Samuelson formulates the market mechanism with the electoral analogy of dollar votes, and points out the consequence that income inequalities determine for whom the market produces goods. This means that even a perfectly functioning market may result in socially undesirable outcomes, in the sense that some needs of the society are not met because the few agents with the most resources do not have those needs.
Modern mixed economies are based on the market mechanism with the government acting as moderator. The government can help the market operate more efficiently by introducing regulations to improve competition, take into account externalities, and divert resources to public goods. Also, the government can use progressive taxation and transfer payments to reduce income inequalities so the needs of a larger part of society are met by the market mechanism. Finally, the market displays instability, that is, cycles of growth and stagnation that can be extremely damaging to society and the economic system itself, and one of the roles of government is to mitigate the effects of these cycles or reduce their intensity thought fiscal powers (taxing and public spending) and monetary powers (regulating interest rates and the amount of available currency).
Experience seems to indicate that "a market economy cannot simultaneously attain full employment and stable prices".
Economies increase their efficiency through specialization, the use of money and capital investment. Specialization increases the productivity of labour by assigning each individual tasks they can perfom best and fastest. Money streamlines transactions which could otherwise be carried out only through barter. Investing in capital means diverting resources from production of consumer goods to production of tools to imcrease future production, that is, economies grow by trading consumption today for increased production tomorrow. In a market economy, how much is invested in capital versus production of consumer goods is determined by the price of capital, which is interest.

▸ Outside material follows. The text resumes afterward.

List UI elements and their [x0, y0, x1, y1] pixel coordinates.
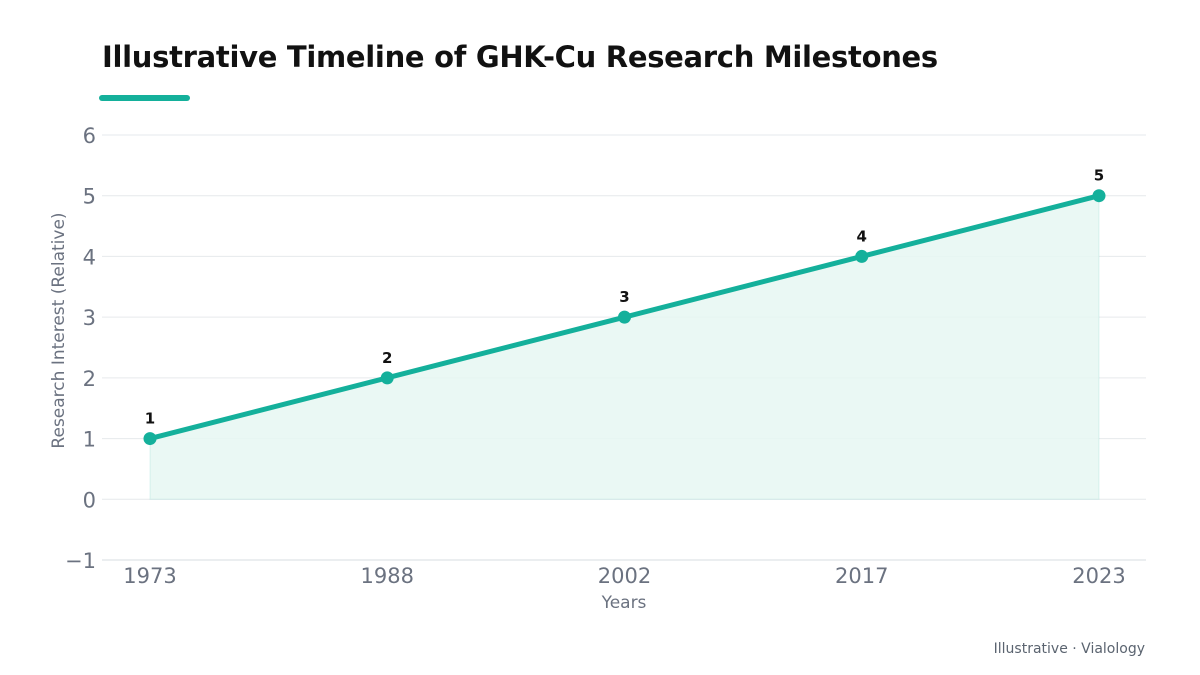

The difference between capitalism and communism is the private versus government ownership of capital.
Critique
Samuelson is unapologetic in stating that "Those without property or education and with skills, color and sex that the market does not value will receive lower incomes", and therefore are less likely to see their needs satisfied by the market. It sounds reasonable when one talks about inefficient businesses being eliminated from the market, but what happens when people themselves get eliminated from the market?
Samuelson calls the economic crisis of the 1970's "foul economic weather" as if the oil crisis, commodity shortages, and a breakdown of international finance and excessive regulation were external to the economic system, and on the same category as bad harvests. More on this later.
It seems that the role of the government in a mixed economy is both that of judge and party: the government judges the quality of competition by ensuring that no single agent can affect prices, but in order to promote public goods it must have the ability to itself affect the prices of public goods favourably. For this the government must have access to a substantial fraction of the available money, and the only way to obtain it is by taxation. Since the government regulates the market, it makes sense that economic activity is taxed (income tax, sales tax, etc). Poll taxes make less sense because they tax entities whether or not they take part in economic exchanges in the market.
If, as in communism, the government has a monopoly on capital, it leads to imperfect competition. In a market economy, everyone should have a share of the capital. But this is not what happens in modern self-described market economies: capital is owned not by people but by corporations. So maybe we are not living in a capitalist system but in a corporatist system, and we all know what Mussolini said about corporatism: "Fascism should more properly be called corporatism because it is the merger of state and corporate power". What we need is a system where individuals not only have their own labour, but they have a share of the capital, and collective ownership of the means of production just does not cut it, whether the collective is the state or a corporation.